'The best books, reviewed with insight and charm, but without compromise.'
- author Jackie French

Tuesday, 23 September 2025

10 Quirky Questions with author Amelia Mellor

1. What's your hidden talent?
I’m not really the type to hide my talents – I’m more of a ‘look at what I can do!’ kind of person. But people are often surprised to find that for someone so entrenched in the world of words, I’m pretty good at visual arts and crafts as well. I recently crafted a set of potion bottles as props to promote Oceanforged using old perfume bottles, epoxy resin and alcohol inks. I hand-paint wooden toys for the children in my life. Lately I’ve been collecting sea pottery from the beach to eventually make a mosaic.

2. Who is your favourite literary villain and why?
It’s impossible to choose a favourite, but Kiersten White’s version of Victor Frankenstein in The Dark Descent of Elizabeth Frankenstein is a brilliant reimagining that will stick with me for a long time. Even as a child, he’s cold, possessive and manipulative. The people around him in the early 19th century only know that something is wrong with the boy – but the 21st -century reader can instantly recognise his behavioural patterns as those of a serial killer in the making, and the effect is chilling. If you’re going to retell a literary classic, you’ve got to both respect the original and expand on its ideas, and White’s novel strikes that rare balance.

3. You're hosting a literary dinner party, which five authors would you invite? (alive or dead)
I don’t think the dead ones would be able to make it. I’d probably just invite the best yappers in my Aussie kidlit circle – friends from my time in the Alpine Valley and people I love to catch up with at writers’ festivals.

4. Which literary invention do you wish was real?
Lyra’s alethiometer, or truth compass, in Northern Lights and its sequels, is an enigmatic and very cool device. I think it would be quite valuable in our current world, where AI is fracturing reality and corporations have never had greater reasons to lie than they currently do.

5. What are five words that describe your writing process?
‘I prefer writing second drafts.’ First drafts always feel messy to me – I’m often trying to go in too many directions at once and bumbling around circuitous routes before getting to the point. Second drafts are usually easier. Everything that’s already good becomes better in the second draft, and the new sections feel more directed and purposeful.

6. Which are the five words you would like to be remembered by as a writer?
‘The greatest of her century’ – in this scenario, I’m still being read 500 years in the future.
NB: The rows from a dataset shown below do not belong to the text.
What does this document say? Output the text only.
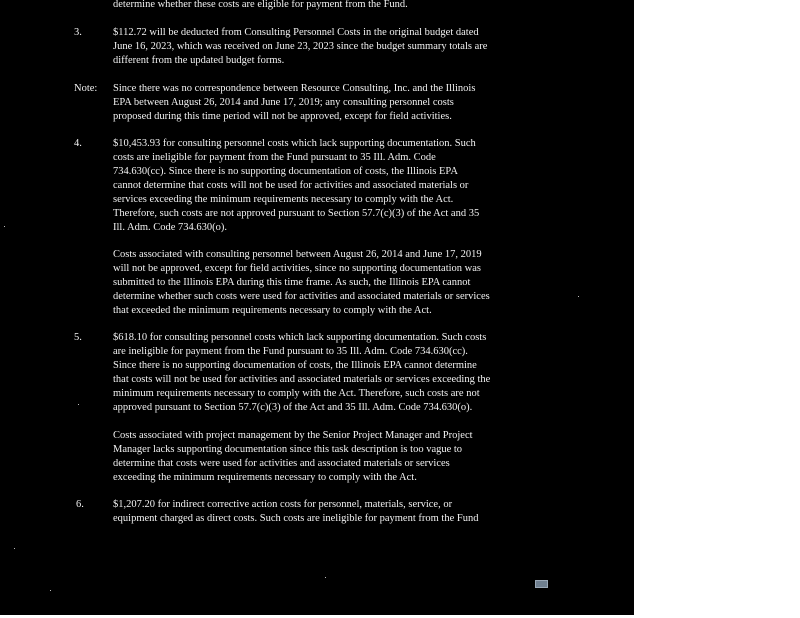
determine whether these costs are eligible for payment from the Fund.
3.	$112.72 will be deducted from Consulting Personnel Costs in the original budget dated
June 16, 2023, which was received on June 23, 2023 since the budget summary totals are
different from the updated budget forms.
Note: Since there was no correspondence between Resource Consulting, Inc. and the Illinois
EPA between August 26, 2014 and June 17, 2019; any consulting personnel costs
proposed during this time period will not be approved, except for field activities.
4.	$10,453.93 for consulting personnel costs which lack supporting documentation. Such
costs are ineligible for payment from the Fund pursuant to 35 Ill. Adm. Code
734.630(cc). Since there is no supporting documentation of costs, the Illinois EPA
cannot determine that costs will not be used for activities and associated materials or
services exceeding the minimum requirements necessary to comply with the Act.
Therefore, such costs are not approved pursuant to Section 57.7(c)(3) of the Act and 35
Ill. Adm. Code 734.630(o).
Costs associated with consulting personnel between August 26, 2014 and June 17, 2019
will not be approved, except for field activities, since no supporting documentation was
submitted to the Illinois EPA during this time frame. As such, the Illinois EPA cannot
determine whether such costs were used for activities and associated materials or services
that exceeded the minimum requirements necessary to comply with the Act.
5.	$618.10 for consulting personnel costs which lack supporting documentation. Such costs
are ineligible for payment from the Fund pursuant to 35 Ill. Adm. Code 734.630(cc).
Since there is no supporting documentation of costs, the Illinois EPA cannot determine
that costs will not be used for activities and associated materials or services exceeding the
minimum requirements necessary to comply with the Act. Therefore, such costs are not
approved pursuant to Section 57.7(c)(3) of the Act and 35 Ill. Adm. Code 734.630(o).
Costs associated with project management by the Senior Project Manager and Project
Manager lacks supporting documentation since this task description is too vague to
determine that costs were used for activities and associated materials or services
exceeding the minimum requirements necessary to comply with the Act.
6.	$1,207.20 for indirect corrective action costs for personnel, materials, service, or
equipment charged as direct costs. Such costs are ineligible for payment from the Fund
7. Picture your favourite writing space. What are five objects you would find there?
I write at my antique roll-top desk. I keep a lot of weird little things around it. Among them are a vase of dried Billy Buttons, three sea urchin exoskeletons, a gold pocket watch and the very large  matryoshka doll I’ve had since I was two. My mint-green Hermes typewriter is stashed down one side of the desk as well. I would never write a book on it – constant editing and rewriting are so much a part of my process that I’ve already revised this sentence 12 times – but I use it to write fan mail replies that I send in the post.

8. Grab the nearest book, open it to page 22 and look for the second word in the first sentence. Now, write a line that starts with that word. (Please include the name of the book!)
‘Oven-baked children was a joke among us wood-witches – that’s the first thing you need to know about this mess.’
The word 'oven' comes from a sentence in 'Mellor Family Favourites', a collection of easy midweek
recipes, created by my mum and sister and published by Officeworks Ring Binder Machine Press.
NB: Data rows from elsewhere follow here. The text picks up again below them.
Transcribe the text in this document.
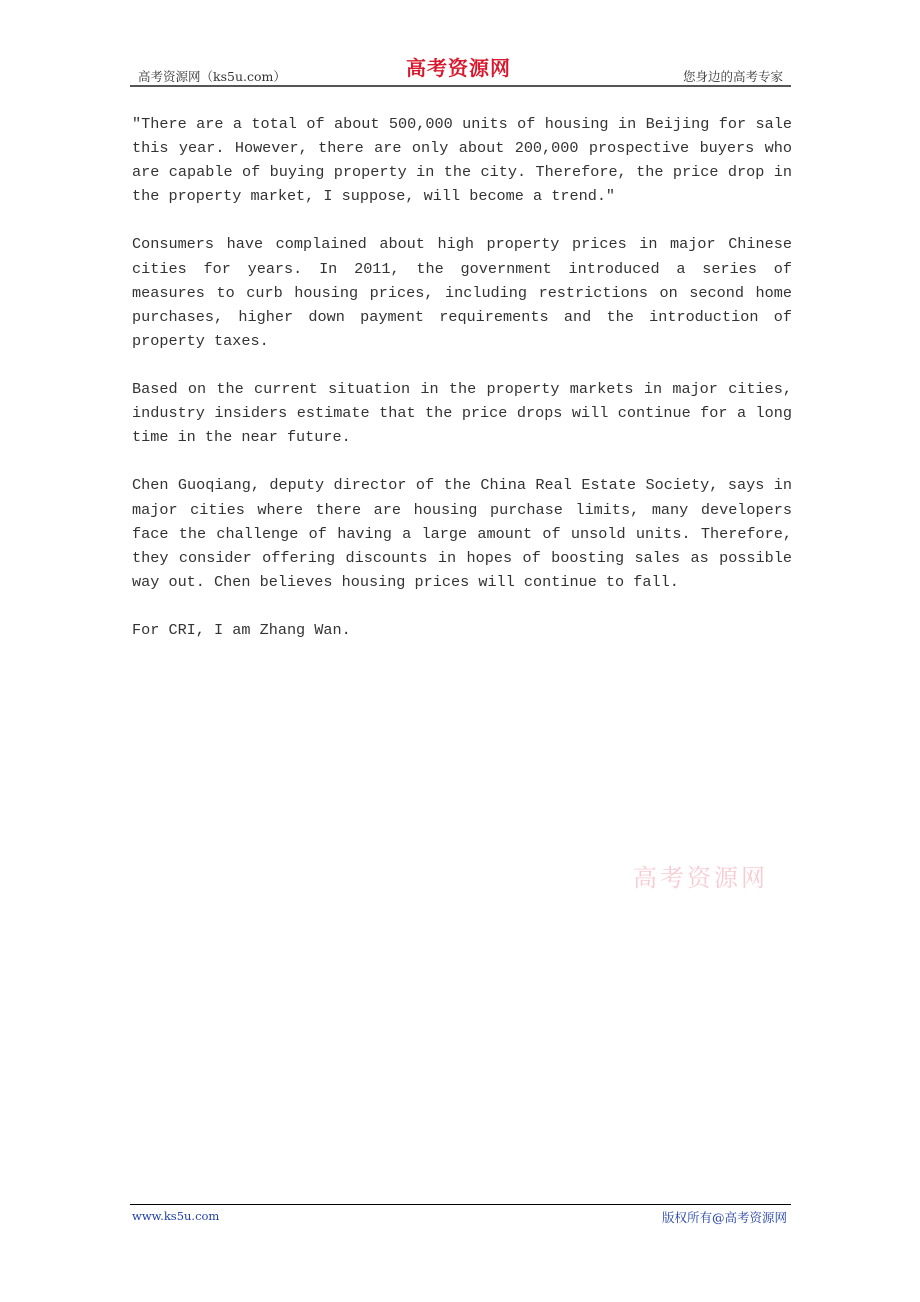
高考资源网（ks5u.com）	高考资源网	您身边的高考专家

"There are a total of about 500,000 units of housing in Beijing for sale this year. However, there are only about 200,000 prospective buyers who are capable of buying property in the city. Therefore, the price drop in the property market, I suppose, will become a trend."

Consumers have complained about high property prices in major Chinese cities for years. In 2011, the government introduced a series of measures to curb housing prices, including restrictions on second home purchases, higher down payment requirements and the introduction of property taxes.

Based on the current situation in the property markets in major cities, industry insiders estimate that the price drops will continue for a long time in the near future.

Chen Guoqiang, deputy director of the China Real Estate Society, says in major cities where there are housing purchase limits, many developers face the challenge of having a large amount of unsold units. Therefore, they consider offering discounts in hopes of boosting sales as possible way out. Chen believes housing prices will continue to fall.

For CRI, I am Zhang Wan.

高考资源网
www.ks5u.com	版权所有@高考资源网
9. If you could ask one author one question, what would the question be and who would 
you ask?

I’d have to brush up on my 11th -century Japanese, but I’d want to ask Shikibu Murasaki, creator of the first novel, if she could guess how many lives would be touched by her innovative form of storytelling. And she also wrote her novel The Tale of Genji in kana, a phonetic form of script invented by women to get around the fact that only men were taught or allowed to write in kanji. How cool is that?
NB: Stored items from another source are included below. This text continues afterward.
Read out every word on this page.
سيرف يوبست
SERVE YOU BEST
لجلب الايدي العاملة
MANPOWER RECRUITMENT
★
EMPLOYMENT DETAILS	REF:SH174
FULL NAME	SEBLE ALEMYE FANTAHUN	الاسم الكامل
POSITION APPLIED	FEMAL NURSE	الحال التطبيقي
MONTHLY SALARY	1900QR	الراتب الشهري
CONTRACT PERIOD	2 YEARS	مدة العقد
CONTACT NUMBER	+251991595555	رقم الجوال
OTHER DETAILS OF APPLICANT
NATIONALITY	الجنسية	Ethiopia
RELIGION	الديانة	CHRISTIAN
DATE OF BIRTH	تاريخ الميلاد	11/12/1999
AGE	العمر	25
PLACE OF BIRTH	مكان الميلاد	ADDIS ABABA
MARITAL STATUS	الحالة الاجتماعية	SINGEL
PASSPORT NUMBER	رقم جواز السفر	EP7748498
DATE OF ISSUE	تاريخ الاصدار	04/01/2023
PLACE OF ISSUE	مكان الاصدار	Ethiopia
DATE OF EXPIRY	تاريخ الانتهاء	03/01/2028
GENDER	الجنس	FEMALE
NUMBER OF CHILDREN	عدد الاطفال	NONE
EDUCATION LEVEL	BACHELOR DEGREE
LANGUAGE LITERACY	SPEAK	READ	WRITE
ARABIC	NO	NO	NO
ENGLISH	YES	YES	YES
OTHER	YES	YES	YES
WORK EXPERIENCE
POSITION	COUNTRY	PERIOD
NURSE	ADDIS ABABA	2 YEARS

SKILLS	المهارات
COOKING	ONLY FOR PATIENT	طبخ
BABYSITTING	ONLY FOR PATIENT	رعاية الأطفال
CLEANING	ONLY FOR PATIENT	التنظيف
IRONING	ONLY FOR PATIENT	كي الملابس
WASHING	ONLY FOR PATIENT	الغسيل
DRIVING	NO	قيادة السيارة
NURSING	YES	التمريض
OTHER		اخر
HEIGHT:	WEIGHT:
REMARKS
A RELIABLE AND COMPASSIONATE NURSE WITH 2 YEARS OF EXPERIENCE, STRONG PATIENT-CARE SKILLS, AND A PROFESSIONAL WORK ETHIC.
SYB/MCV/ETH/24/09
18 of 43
10. Which would you rather do: Never write another story or never read another book?
Never read another book. To never be able to create stories of any kind myself would be like losing a limb. Creating stories has always been part of me. Even when I almost gave up in my 20s on my dream of getting published, my choice to go into teaching was motivated partly by the possibility that I could still bring joy to kids through my stories by writing school shows tailored to my students. But books are just one form of fiction, so if those were no longer available to me, I’d still be able to experience storytelling through other methods – like plays, movies, games or oral tradition.


Amelia Mellor is an author, teacher and nature nerd. She is the creator of The Grandest Bookshop in the WorldThe Bookseller’s Apprentice and The Lost Book of Magic, a multi-award-winning historical fantasy trilogy based in Melbourne where she lives. She holds degrees from Monash University and The University of Melbourne. To find ideas for Oceanforged, Amelia spent three days at sea, swam with sharks, hiked in jungles, got lost in Italy, handled real pirate artefacts and scubadived on a shipwreck. When she’s not writing or researching, she’s usually tending her collection of tropical fish or attempting a wildly ambitious craft project. You can find her at authorameliamellor.com and holding up traffic in museums.